2. Level of completeness?

From the premise of my OP or initial post, I was looking for number 2 obviously as you can tell. However, I never considered number 1 in my assessment of my initial question. But I will now add it. However since I never addressed 'ease of use' as a desired factor in my initial post, therefore in terms of the awarding points on this measure will be lessened. Basically, keeping both factors of equal measure would not be fair to all you. So in evaluating points with my internal points system for this question/thread, 10 points spread for 'level of completeness' (represents greater strength based on what I just stated) and 5 points spread (represents lesser strength based on what I just stated) for 'ease of use'.  

So evaluating 'level of completeness' (1-10, 10 best)  in contrast with 'ease of use' (1-5, 5 best); lets go through each experts' comments where the answers/solutions were posted only (Your further explanations that follows my second comment are factored in, but not directly evaluated.):

Number 1: DaveBaldwin's  HTTrack Website Copier - mega loaded program -- what cannot it do! I will spare you the long laundry list of details here, but I did address a few above already. However,  you have to set it up in order to run it. ...and if you have a large website with many components to the website, it can take a while depending on the settings you preselect. Level of completeness: 10 Ease of use: 3 Total: 13/15

Number 2: basicinstinct's GNU WGet program -- very impressive as long as you know the vast array of line commands in cmd.exe. Yes, I found the PDF document that does a great job explaining the commands one can use, but to put them together as a whole is a bit of a steep learning curve. It can do much that HTTrack Copier can do, but as simple functions and not as great a job with grouped functions. It runs around the same completion time as HTTrack Website Copier, maybe a little faster at times. Level completeness: 8 Ease of use: 1 Total: 9/15

Number 3: jcimarron's (with clarification from DaveBaldwin's comment that I believe jcimarron knew, just never stated) Internet Explorer using "Save as" a *.mht file.
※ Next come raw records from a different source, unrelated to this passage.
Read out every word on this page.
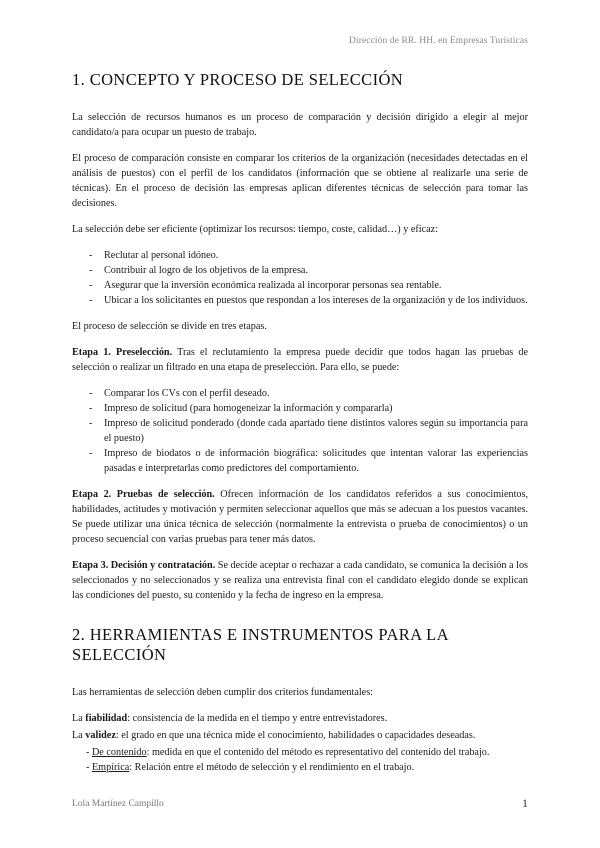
Dirección de RR. HH. en Empresas Turísticas
1. CONCEPTO Y PROCESO DE SELECCIÓN

La selección de recursos humanos es un proceso de comparación y decisión dirigido a elegir al mejor candidato/a para ocupar un puesto de trabajo.

El proceso de comparación consiste en comparar los criterios de la organización (necesidades detectadas en el análisis de puestos) con el perfil de los candidatos (información que se obtiene al realizarle una serie de técnicas). En el proceso de decisión las empresas aplican diferentes técnicas de selección para tomar las decisiones.

La selección debe ser eficiente (optimizar los recursos: tiempo, coste, calidad…) y eficaz:

- Reclutar al personal idóneo.
- Contribuir al logro de los objetivos de la empresa.
- Asegurar que la inversión económica realizada al incorporar personas sea rentable.
- Ubicar a los solicitantes en puestos que respondan a los intereses de la organización y de los individuos.

El proceso de selección se divide en tres etapas.

Etapa 1. Preselección. Tras el reclutamiento la empresa puede decidir que todos hagan las pruebas de selección o realizar un filtrado en una etapa de preselección. Para ello, se puede:

- Comparar los CVs con el perfil deseado.
- Impreso de solicitud (para homogeneizar la información y compararla)
- Impreso de solicitud ponderado (donde cada apartado tiene distintos valores según su importancia para el puesto)
- Impreso de biodatos o de información biográfica: solicitudes que intentan valorar las experiencias pasadas e interpretarlas como predictores del comportamiento.

Etapa 2. Pruebas de selección. Ofrecen información de los candidatos referidos a sus conocimientos, habilidades, actitudes y motivación y permiten seleccionar aquellos que más se adecuan a los puestos vacantes. Se puede utilizar una única técnica de selección (normalmente la entrevista o prueba de conocimientos) o un proceso secuencial con varias pruebas para tener más datos.

Etapa 3. Decisión y contratación. Se decide aceptar o rechazar a cada candidato, se comunica la decisión a los seleccionados y no seleccionados y se realiza una entrevista final con el candidato elegido donde se explican las condiciones del puesto, su contenido y la fecha de ingreso en la empresa.

2. HERRAMIENTAS E INSTRUMENTOS PARA LA SELECCIÓN

Las herramientas de selección deben cumplir dos criterios fundamentales:

La fiabilidad: consistencia de la medida en el tiempo y entre entrevistadores.

La validez: el grado en que una técnica mide el conocimiento, habilidades o capacidades deseadas.

- De contenido: medida en que el contenido del método es representativo del contenido del trabajo.
- Empírica: Relación entre el método de selección y el rendimiento en el trabajo.
Lola Martínez Campillo	1
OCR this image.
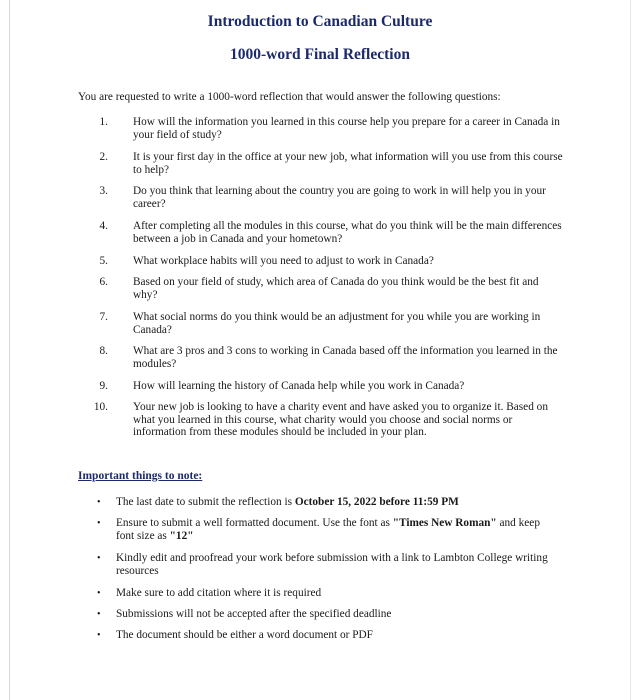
Introduction to Canadian Culture
1000-word Final Reflection
You are requested to write a 1000-word reflection that would answer the following questions:
1. How will the information you learned in this course help you prepare for a career in Canada in your field of study?
2. It is your first day in the office at your new job, what information will you use from this course to help?
3. Do you think that learning about the country you are going to work in will help you in your career?
4. After completing all the modules in this course, what do you think will be the main differences between a job in Canada and your hometown?
5. What workplace habits will you need to adjust to work in Canada?
6. Based on your field of study, which area of Canada do you think would be the best fit and why?
7. What social norms do you think would be an adjustment for you while you are working in Canada?
8. What are 3 pros and 3 cons to working in Canada based off the information you learned in the modules?
9. How will learning the history of Canada help while you work in Canada?
10. Your new job is looking to have a charity event and have asked you to organize it. Based on what you learned in this course, what charity would you choose and social norms or information from these modules should be included in your plan.
Important things to note:
•	The last date to submit the reflection is October 15, 2022 before 11:59 PM
•	Ensure to submit a well formatted document. Use the font as "Times New Roman" and keep font size as "12"
•	Kindly edit and proofread your work before submission with a link to Lambton College writing resources
•	Make sure to add citation where it is required
•	Submissions will not be accepted after the specified deadline
•	The document should be either a word document or PDF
Now, this one and the expert one I will address next hit the 'ease of use' with a perfect 5 undoubtedly. The 'level of completeness' is very good too. I like how it keeps the webpage as a whole and the weblink there as active. Unlike the other two programs that I have address that have the ability to save and store the images if desired, depending on the settings you select; here they are imbedded with the capture of the webpage/website as a whole. Again, not a major concern. Also, during my testing, I find some instances where the image captured with this method delivered a black framed area of where the image was on the actual webpage/website. I will say, 'level of completeness' is a 7. Total: 12/15

Number 4: BillDL's similar answer like jcimarron's answer using Opera web browser and "Save as" an *.mht file tested out the same results in every measure to the conclusion I found in jcimarron's answer/solution with the same issues. Yes, I have to type four characters to the file name extension (*.mht), unlike Internet Explorer, but who cares! This is frivolous to do. 'Ease of use' is definitely: 5 Level of completeness is again: 7 Total: 12/15

So equating the point totals here into EE awarded points is:

Number 1: DaveBaldwin's  HTTrack Website Copier: 142 total points/500 points(yes, I had 1 extra point left as a remainder from the necessary rounding and I thought it would be easier to just add the 1 point to the actual total 141 points since DaveBaldwin IS the Accepted Solution anyways.)                        

Number 2: basicinstinct's GNU WGet program: 98 total points/500 points  

Number 3: jcimarron's Internet Explorer using "Save as" a *.mht file: 130 total points/500 points

Number 4: BillDL's Opera using "Save as" a *.mht file: 130 total points/500 points

...and (as I previously indicated above) the one that wins the MOST points is the one Accepted Solution -- that is DaveBaldwin's answer/solution is the best. This is the fairest method I could develop for a question/thread of this type.

Thank you for your help!!!
HTTrack will record the URL that a file is copied from in that file as a comment.
Bazingeroo--Thanks for the comments.  Glad you found what you want.